American politician
John William Noell was an American politician who represented Missouri in the United States House of Representatives from 1858 to 1863.
Noell was born and educated in Bedford County, Virginia. In 1833, he relocated to Perryville, Missouri, where he worked as a miller and storekeeper. He was admitted to the bar in 1843 and practiced law and Perryville. Concurrently, he became active in Missouri politics, serving as clerk of the circuit court of Perry County from 1841 to 1850 and as a member of the Missouri Senate from 1851 to 1858.[1]

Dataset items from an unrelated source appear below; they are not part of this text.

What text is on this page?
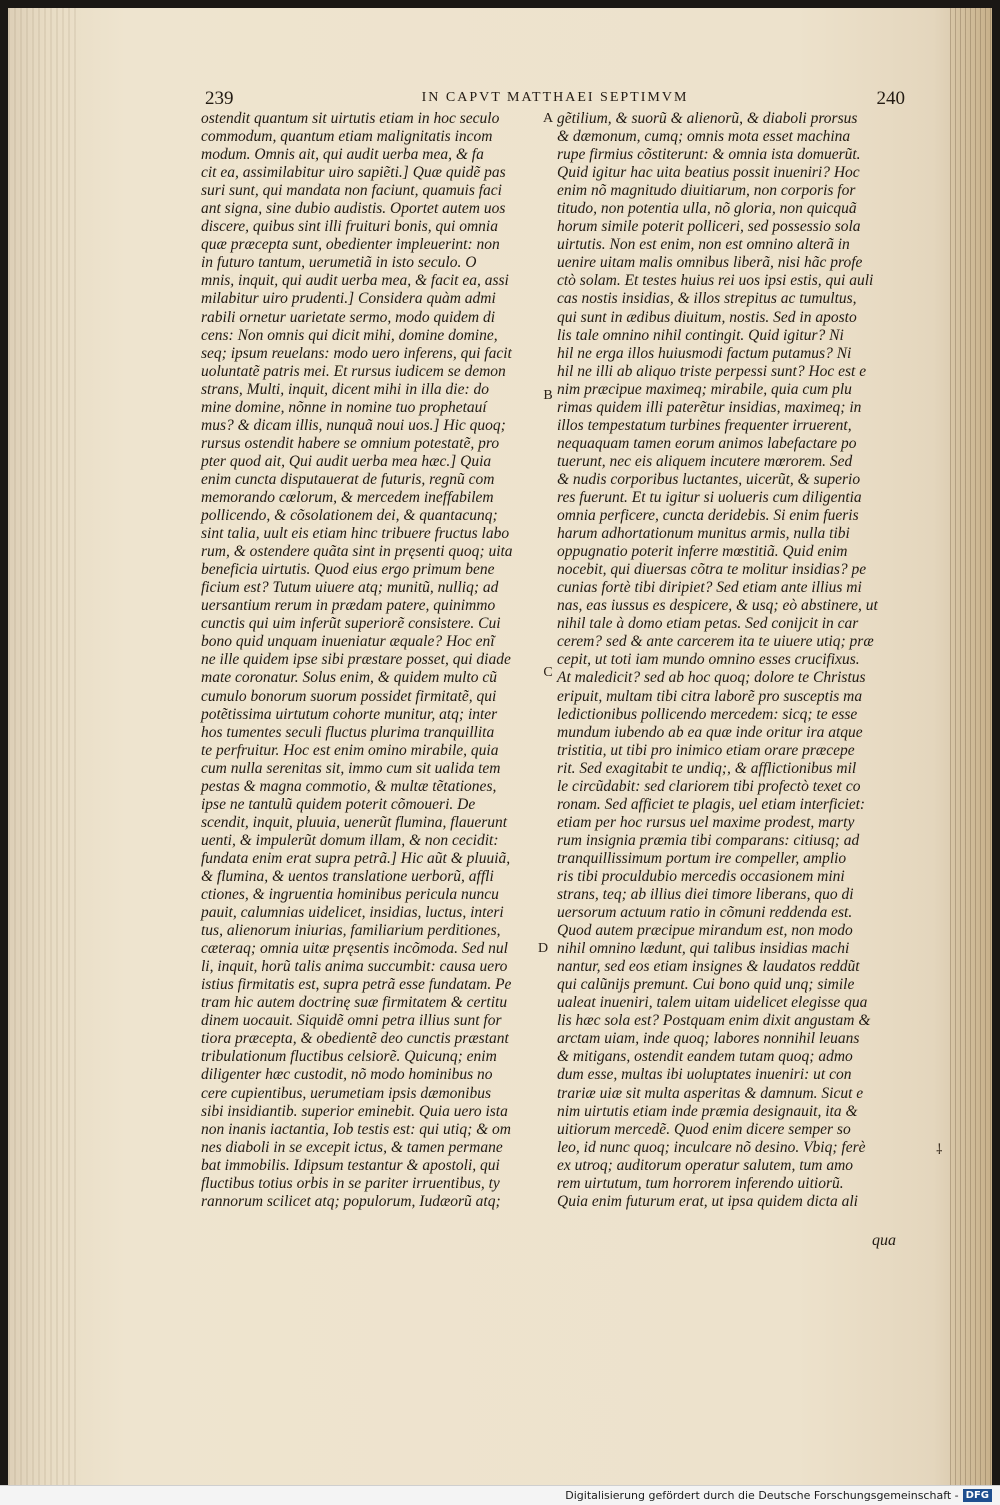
239	IN CAPVT MATTHAEI SEPTIMVM	240
ostendit quantum sit uirtutis etiam in hoc seculo
commodum, quantum etiam malignitatis incom
modum. Omnis ait, qui audit uerba mea, & fa
cit ea, assimilabitur uiro sapiẽti.] Quæ quidẽ pas
suri sunt, qui mandata non faciunt, quamuis faci
ant signa, sine dubio audistis. Oportet autem uos
discere, quibus sint illi fruituri bonis, qui omnia
quæ præcepta sunt, obedienter impleuerint: non
in futuro tantum, uerumetiã in isto seculo. O
mnis, inquit, qui audit uerba mea, & facit ea, assi
milabitur uiro prudenti.] Considera quàm admi
rabili ornetur uarietate sermo, modo quidem di
cens: Non omnis qui dicit mihi, domine domine,
seq; ipsum reuelans: modo uero inferens, qui facit
uoluntatẽ patris mei. Et rursus iudicem se demon
strans, Multi, inquit, dicent mihi in illa die: do
mine domine, nõnne in nomine tuo prophetauí
mus? & dicam illis, nunquã noui uos.] Hic quoq;
rursus ostendit habere se omnium potestatẽ, pro
pter quod ait, Qui audit uerba mea hæc.] Quia
enim cuncta disputauerat de futuris, regnũ com
memorando cœlorum, & mercedem ineffabilem
pollicendo, & cõsolationem dei, & quantacunq;
sint talia, uult eis etiam hinc tribuere fructus labo
rum, & ostendere quãta sint in pręsenti quoq; uita
beneficia uirtutis. Quod eius ergo primum bene
ficium est? Tutum uiuere atq; munitũ, nulliq; ad
uersantium rerum in prædam patere, quinimmo
cunctis qui uim inferũt superiorẽ consistere. Cui
bono quid unquam inueniatur æquale? Hoc enĩ
ne ille quidem ipse sibi præstare posset, qui diade
mate coronatur. Solus enim, & quidem multo cũ
cumulo bonorum suorum possidet firmitatẽ, qui
potẽtissima uirtutum cohorte munitur, atq; inter
hos tumentes seculi fluctus plurima tranquillita
te perfruitur. Hoc est enim omino mirabile, quia
cum nulla serenitas sit, immo cum sit ualida tem
pestas & magna commotio, & multæ tẽtationes,
ipse ne tantulũ quidem poterit cõmoueri. De
scendit, inquit, pluuia, uenerũt flumina, flauerunt
uenti, & impulerũt domum illam, & non cecidit:
fundata enim erat supra petrã.] Hic aũt & pluuiã,
& flumina, & uentos translatione uerborũ, affli
ctiones, & ingruentia hominibus pericula nuncu
pauit, calumnias uidelicet, insidias, luctus, interi
tus, alienorum iniurias, familiarium perditiones,
cæteraq; omnia uitæ pręsentis incõmoda. Sed nul
li, inquit, horũ talis anima succumbit: causa uero
istius firmitatis est, supra petrã esse fundatam. Pe
tram hic autem doctrinę suæ firmitatem & certitu
dinem uocauit. Siquidẽ omni petra illius sunt for
tiora præcepta, & obedientẽ deo cunctis præstant
tribulationum fluctibus celsiorẽ. Quicunq; enim
diligenter hæc custodit, nõ modo hominibus no
cere cupientibus, uerumetiam ipsis dæmonibus
sibi insidiantib. superior eminebit. Quia uero ista
non inanis iactantia, Iob testis est: qui utiq; & om
nes diaboli in se excepit ictus, & tamen permane
bat immobilis. Idipsum testantur & apostoli, qui
fluctibus totius orbis in se pariter irruentibus, ty
rannorum scilicet atq; populorum, Iudæorũ atq;
gẽtilium, & suorũ & alienorũ, & diaboli prorsus
& dæmonum, cumq; omnis mota esset machina
rupe firmius cõstiterunt: & omnia ista domuerũt.
Quid igitur hac uita beatius possit inueniri? Hoc
enim nõ magnitudo diuitiarum, non corporis for
titudo, non potentia ulla, nõ gloria, non quicquã
horum simile poterit polliceri, sed possessio sola
uirtutis. Non est enim, non est omnino alterã in
uenire uitam malis omnibus liberã, nisi hãc profe
ctò solam. Et testes huius rei uos ipsi estis, qui auli
cas nostis insidias, & illos strepitus ac tumultus,
qui sunt in ædibus diuitum, nostis. Sed in aposto
lis tale omnino nihil contingit. Quid igitur? Ni
hil ne erga illos huiusmodi factum putamus? Ni
hil ne illi ab aliquo triste perpessi sunt? Hoc est e
nim præcipue maximeq; mirabile, quia cum plu
rimas quidem illi paterẽtur insidias, maximeq; in
illos tempestatum turbines frequenter irruerent,
nequaquam tamen eorum animos labefactare po
tuerunt, nec eis aliquem incutere mœrorem. Sed
& nudis corporibus luctantes, uicerũt, & superio
res fuerunt. Et tu igitur si uolueris cum diligentia
omnia perficere, cuncta deridebis. Si enim fueris
harum adhortationum munitus armis, nulla tibi
oppugnatio poterit inferre mœstitiã. Quid enim
nocebit, qui diuersas cõtra te molitur insidias? pe
cunias fortè tibi diripiet? Sed etiam ante illius mi
nas, eas iussus es despicere, & usq; eò abstinere, ut
nihil tale à domo etiam petas. Sed conijcit in car
cerem? sed & ante carcerem ita te uiuere utiq; præ
cepit, ut toti iam mundo omnino esses crucifixus.
At maledicit? sed ab hoc quoq; dolore te Christus
eripuit, multam tibi citra laborẽ pro susceptis ma
ledictionibus pollicendo mercedem: sicq; te esse
mundum iubendo ab ea quæ inde oritur ira atque
tristitia, ut tibi pro inimico etiam orare præcepe
rit. Sed exagitabit te undiq;, & afflictionibus mil
le circũdabit: sed clariorem tibi profectò texet co
ronam. Sed afficiet te plagis, uel etiam interficiet:
etiam per hoc rursus uel maxime prodest, marty
rum insignia præmia tibi comparans: citiusq; ad
tranquillissimum portum ire compeller, amplio
ris tibi proculdubio mercedis occasionem mini
strans, teq; ab illius diei timore liberans, quo di
uersorum actuum ratio in cõmuni reddenda est.
Quod autem præcipue mirandum est, non modo
nihil omnino lædunt, qui talibus insidias machi
nantur, sed eos etiam insignes & laudatos reddũt
qui calũnijs premunt. Cui bono quid unq; simile
ualeat inueniri, talem uitam uidelicet elegisse qua
lis hæc sola est? Postquam enim dixit angustam &
arctam uiam, inde quoq; labores nonnihil leuans
& mitigans, ostendit eandem tutam quoq; admo
dum esse, multas ibi uoluptates inueniri: ut con
trariæ uiæ sit multa asperitas & damnum. Sicut e
nim uirtutis etiam inde præmia designauit, ita &
uitiorum mercedẽ. Quod enim dicere semper so
leo, id nunc quoq; inculcare nõ desino. Vbiq; ferè
ex utroq; auditorum operatur salutem, tum amo
rem uirtutum, tum horrorem inferendo uitiorũ.
Quia enim futurum erat, ut ipsa quidem dicta ali
A
B
C
D
⸸
qua
Digitalisierung gefördert durch die Deutsche Forschungsgemeinschaft - DFG
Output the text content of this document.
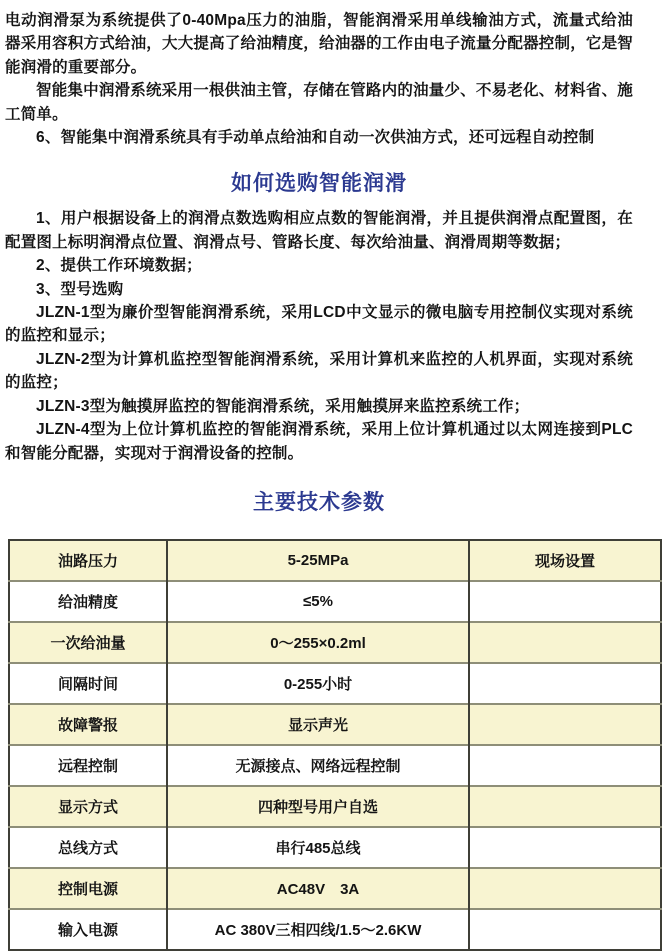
电动润滑泵为系统提供了0-40Mpa压力的油脂，智能润滑采用单线输油方式，流量式给油器采用容积方式给油，大大提高了给油精度，给油器的工作由电子流量分配器控制，它是智能润滑的重要部分。

智能集中润滑系统采用一根供油主管，存储在管路内的油量少、不易老化、材料省、施工简单。

6、智能集中润滑系统具有手动单点给油和自动一次供油方式，还可远程自动控制

如何选购智能润滑

1、用户根据设备上的润滑点数选购相应点数的智能润滑，并且提供润滑点配置图，在配置图上标明润滑点位置、润滑点号、管路长度、每次给油量、润滑周期等数据；

2、提供工作环境数据；

3、型号选购

JLZN-1型为廉价型智能润滑系统，采用LCD中文显示的微电脑专用控制仪实现对系统的监控和显示；

JLZN-2型为计算机监控型智能润滑系统，采用计算机来监控的人机界面，实现对系统的监控；

JLZN-3型为触摸屏监控的智能润滑系统，采用触摸屏来监控系统工作；

JLZN-4型为上位计算机监控的智能润滑系统，采用上位计算机通过以太网连接到PLC和智能分配器，实现对于润滑设备的控制。

主要技术参数
油路压力	5-25MPa	现场设置
给油精度	≤5%	
一次给油量	0～255×0.2ml	
间隔时间	0-255小时	
故障警报	显示声光	
远程控制	无源接点、网络远程控制	
显示方式	四种型号用户自选	
总线方式	串行485总线	
控制电源	AC48V　3A	
输入电源	AC 380V三相四线/1.5～2.6KW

Noell was elected as a Democrat to the United States House of Representatives in 1858 and re-elected in 1860, representing Missouri's 7th congressional district. He remained loyal to the national government during the American Civil War and won reelection to a third and final term in the House in 1862, having been redistricted to the 3rd congressional district in the interim.[2] A Unionist, Noell proposed a plan for compensated emancipation in December 1862, wherein the United States government would pay loyal slaveholders a combined sum of $10 million over a period of 30 years; as a further condition, he proposed that freed people be colonized outside the United States.[3] Noell was one of two slave state members to serve on a select committee of the House that produced the Confiscation Act of 1862.[4] In an address to the House on December 17, 1862, he impugned his former colleagues in the Democratic Party for their reluctance to support the aggressive prosecution of the war. He denounced proposals for a negotiated peace and ridiculed the belief that slavery and the Union could both be preserved, stating, "when slavery comes in as an element of rebel strength, and the question is presented between its perpetuation and the preservation of the Union, then let the former die."[5] He died on March 14, 1863, ten days into his third term.